Diabetic Foot Problems
Approximately 25 percent of those that suffer from diabetes will develop foot problems because of diabetes. Foot problems are almost always associated with heel pain. And diabetes sufferers usually develop problems associated with neuropathy and circulation.
Neuropathy involves damage to the nerves. Diabetic patients that suffer from this problem will begin to experience nerve damage that prevents them from feeling pain. If this occurs, heel pain might not be a concern. However, more serious injuries are worrisome. A Diabetic could suffer from scrapes, cuts, blisters, and sores. These will occur because of the loss of feeling in their foot.

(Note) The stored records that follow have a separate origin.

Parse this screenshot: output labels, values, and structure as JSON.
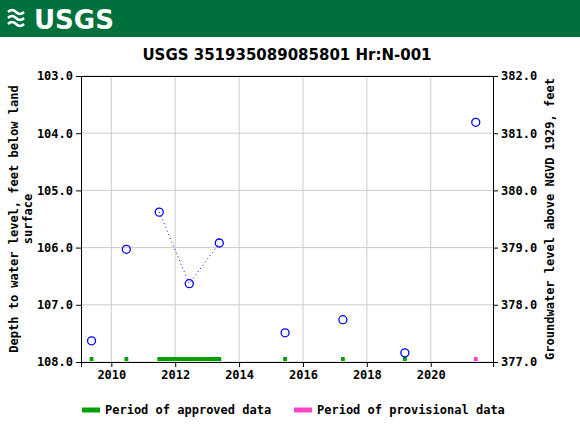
{
  "header": {
    "logo": "USGS"
  },
  "chart_data": {
    "type": "scatter",
    "title": "USGS 351935089085801 Hr:N-001",
    "y_label": "Depth to water level, feet below land\nsurface",
    "y2_label": "Groundwater level above NGVD 1929, feet",
    "xlim": [
      2009.05,
      2021.95
    ],
    "xticks": [
      2010,
      2012,
      2014,
      2016,
      2018,
      2020
    ],
    "ylim": [
      108,
      103
    ],
    "yticks": [
      {
        "value": 103,
        "label": "103.0"
      },
      {
        "value": 104,
        "label": "104.0"
      },
      {
        "value": 105,
        "label": "105.0"
      },
      {
        "value": 106,
        "label": "106.0"
      },
      {
        "value": 107,
        "label": "107.0"
      },
      {
        "value": 108,
        "label": "108.0"
      }
    ],
    "y2lim": [
      377,
      382
    ],
    "y2ticks": [
      {
        "value": 377,
        "label": "377.0"
      },
      {
        "value": 378,
        "label": "378.0"
      },
      {
        "value": 379,
        "label": "379.0"
      },
      {
        "value": 380,
        "label": "380.0"
      },
      {
        "value": 381,
        "label": "381.0"
      },
      {
        "value": 382,
        "label": "382.0"
      }
    ],
    "grid": true,
    "series": [
      {
        "color": "#0000ff",
        "marker": "circle",
        "line_style": "dotted",
        "x": [
          2009.38,
          null,
          2010.47,
          null,
          2011.5,
          2012.44,
          2013.38,
          null,
          2015.44,
          null,
          2017.25,
          null,
          2019.19,
          null,
          2021.41
        ],
        "values": [
          107.63,
          null,
          106.03,
          null,
          105.38,
          106.63,
          105.92,
          null,
          107.49,
          null,
          107.26,
          null,
          107.84,
          null,
          103.81
        ]
      }
    ],
    "periods": [
      {
        "name": "Period of approved data",
        "color": "#00a000",
        "ranges": [
          [
            2009.32,
            2009.44
          ],
          [
            2010.41,
            2010.53
          ],
          [
            2011.44,
            2013.44
          ],
          [
            2015.38,
            2015.5
          ],
          [
            2017.19,
            2017.31
          ],
          [
            2019.13,
            2019.25
          ]
        ]
      },
      {
        "name": "Period of provisional data",
        "color": "#ff44cc",
        "ranges": [
          [
            2021.35,
            2021.47
          ]
        ]
      }
    ]
  }
}
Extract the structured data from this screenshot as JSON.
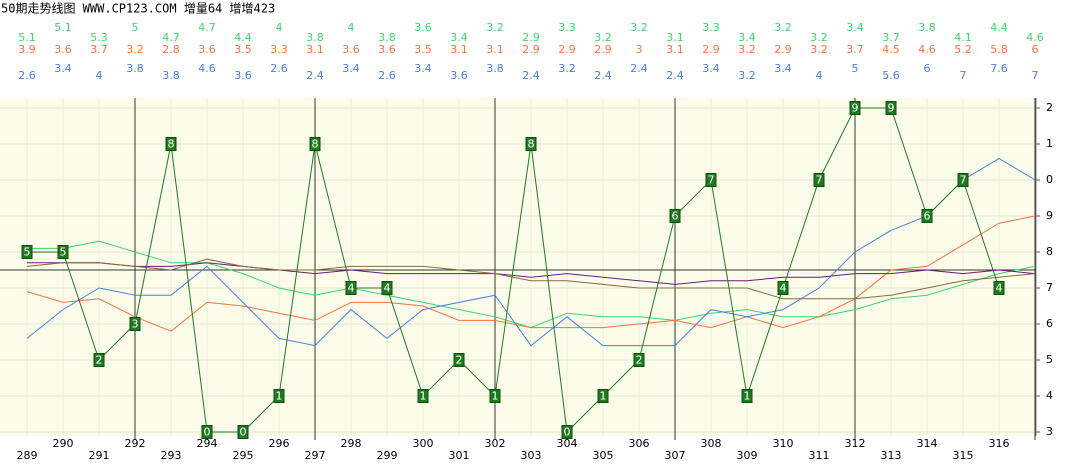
{
  "chart_data": {
    "type": "line",
    "title": "50期走势线图 WWW.CP123.COM 增量64 增增423",
    "categories": [
      "289",
      "290",
      "291",
      "292",
      "293",
      "294",
      "295",
      "296",
      "297",
      "298",
      "299",
      "300",
      "301",
      "302",
      "303",
      "304",
      "305",
      "306",
      "307",
      "308",
      "309",
      "310",
      "311",
      "312",
      "313",
      "314",
      "315",
      "316",
      null
    ],
    "ylim": [
      0,
      9
    ],
    "yticks": [
      {
        "value": 0,
        "label": "3"
      },
      {
        "value": 1,
        "label": "4"
      },
      {
        "value": 2,
        "label": "5"
      },
      {
        "value": 3,
        "label": "6"
      },
      {
        "value": 4,
        "label": "7"
      },
      {
        "value": 5,
        "label": "8"
      },
      {
        "value": 6,
        "label": "9"
      },
      {
        "value": 7,
        "label": "0"
      },
      {
        "value": 8,
        "label": "1"
      },
      {
        "value": 9,
        "label": "2"
      }
    ],
    "reference_line": 4.5,
    "grid": true,
    "series": [
      {
        "color": "#3fd46e",
        "values": [
          5.1,
          5.1,
          5.3,
          5.0,
          4.7,
          4.7,
          4.4,
          4.0,
          3.8,
          4.0,
          3.8,
          3.6,
          3.4,
          3.2,
          2.9,
          3.3,
          3.2,
          3.2,
          3.1,
          3.3,
          3.4,
          3.2,
          3.2,
          3.4,
          3.7,
          3.8,
          4.1,
          4.4,
          4.6
        ]
      },
      {
        "color": "#f2743f",
        "values": [
          3.9,
          3.6,
          3.7,
          3.2,
          2.8,
          3.6,
          3.5,
          3.3,
          3.1,
          3.6,
          3.6,
          3.5,
          3.1,
          3.1,
          2.9,
          2.9,
          2.9,
          3.0,
          3.1,
          2.9,
          3.2,
          2.9,
          3.2,
          3.7,
          4.5,
          4.6,
          5.2,
          5.8,
          6.0
        ]
      },
      {
        "color": "#4a7fe6",
        "values": [
          2.6,
          3.4,
          4.0,
          3.8,
          3.8,
          4.6,
          3.6,
          2.6,
          2.4,
          3.4,
          2.6,
          3.4,
          3.6,
          3.8,
          2.4,
          3.2,
          2.4,
          2.4,
          2.4,
          3.4,
          3.2,
          3.4,
          4.0,
          5.0,
          5.6,
          6.0,
          7.0,
          7.6,
          7.0
        ]
      },
      {
        "color": "#6a1a7a",
        "values": [
          4.7,
          4.7,
          4.7,
          4.6,
          4.6,
          4.7,
          4.6,
          4.5,
          4.4,
          4.5,
          4.4,
          4.4,
          4.4,
          4.4,
          4.3,
          4.4,
          4.3,
          4.2,
          4.1,
          4.2,
          4.2,
          4.3,
          4.3,
          4.4,
          4.4,
          4.5,
          4.4,
          4.5,
          4.4
        ]
      },
      {
        "color": "#8a6a3a",
        "values": [
          4.6,
          4.7,
          4.7,
          4.6,
          4.5,
          4.8,
          4.6,
          4.5,
          4.5,
          4.6,
          4.6,
          4.6,
          4.5,
          4.4,
          4.2,
          4.2,
          4.1,
          4.0,
          4.0,
          4.0,
          4.0,
          3.7,
          3.7,
          3.7,
          3.8,
          4.0,
          4.2,
          4.3,
          4.4
        ]
      },
      {
        "color": "#1f7a1f",
        "markers": true,
        "values": [
          5,
          5,
          2,
          3,
          8,
          0,
          0,
          1,
          8,
          4,
          4,
          1,
          2,
          1,
          8,
          0,
          1,
          2,
          6,
          7,
          1,
          4,
          7,
          9,
          9,
          6,
          7,
          4,
          null
        ]
      }
    ]
  }
}
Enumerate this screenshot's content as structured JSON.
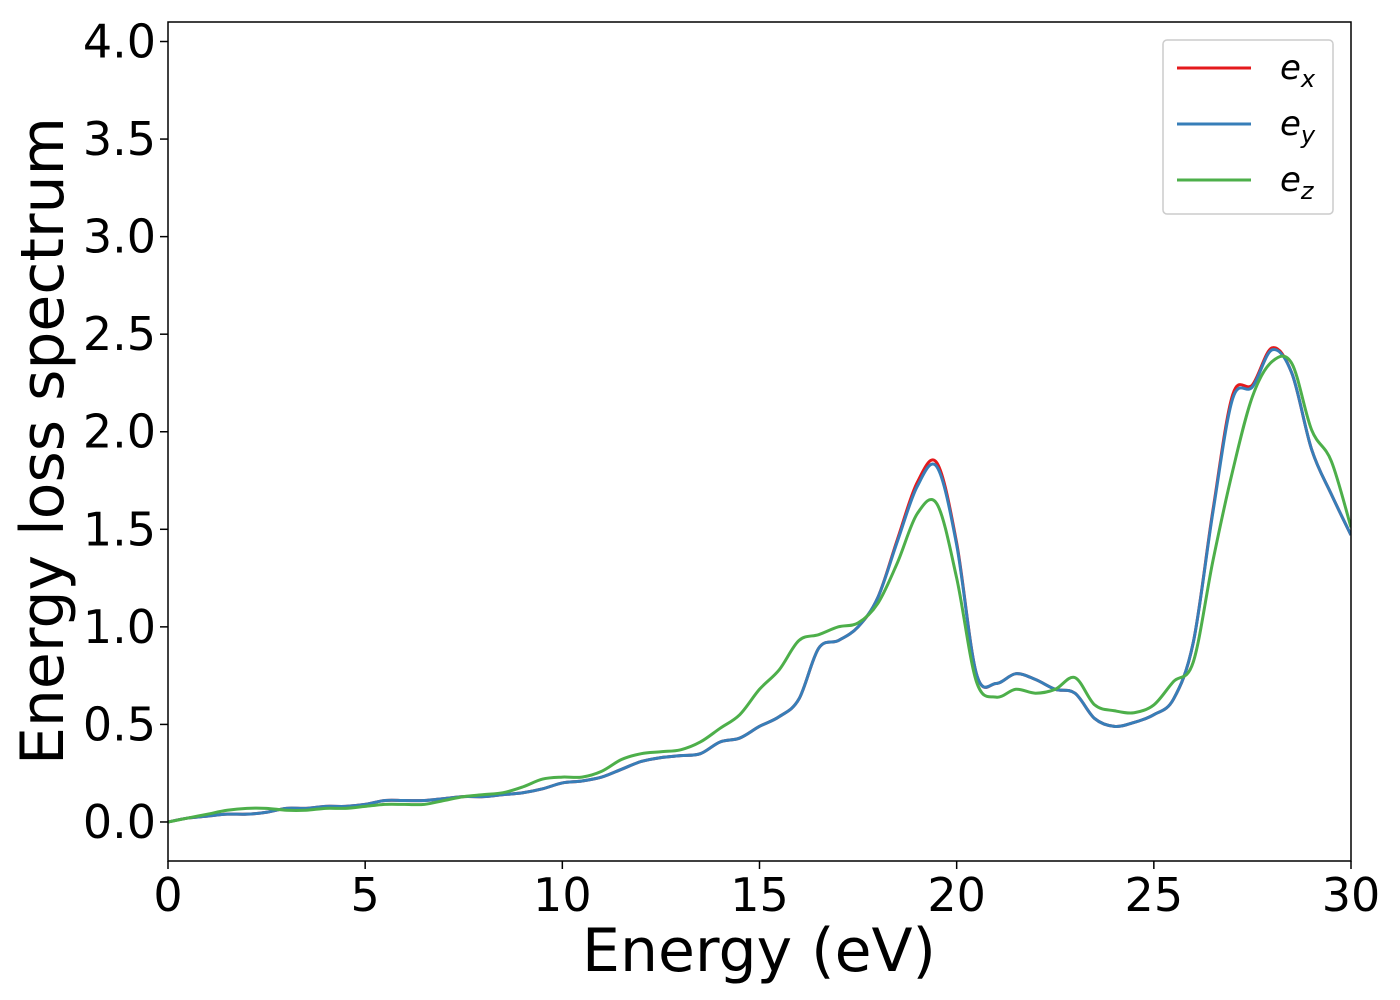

In many cases, diabetes can lead to peripheral vascular disease. This disease can inhibit blood circulation in a diabetic sufferer. Poor circulation is particularly bad in the lower half of the body, specifically the lower legs and feet. This poor circulation adds to diabetic foot problems that are common. In many instances, the feet can swell and become dry. This can lead to further injuries including heel pain.
Protecting The Feet
In order for diabetics to protect their feet from injury, they need to monitor them. Daily observance of their feet will allow them to notice anything out of the ordinary. In addition, protecting their feet is recommended. Inserts for the shoes will make a big difference. In fact, proper foot care is critical if loss of feeling is noticeable in the feet. It will help diabetics to avoid future injury.
Lastly, for those that suffer from type 2 diabetes, maintaining a proper weight is important to avoid heel pain. Overweight individuals are at an increased risk for the development of plantar fasciitis, a common problem associated with heel pain.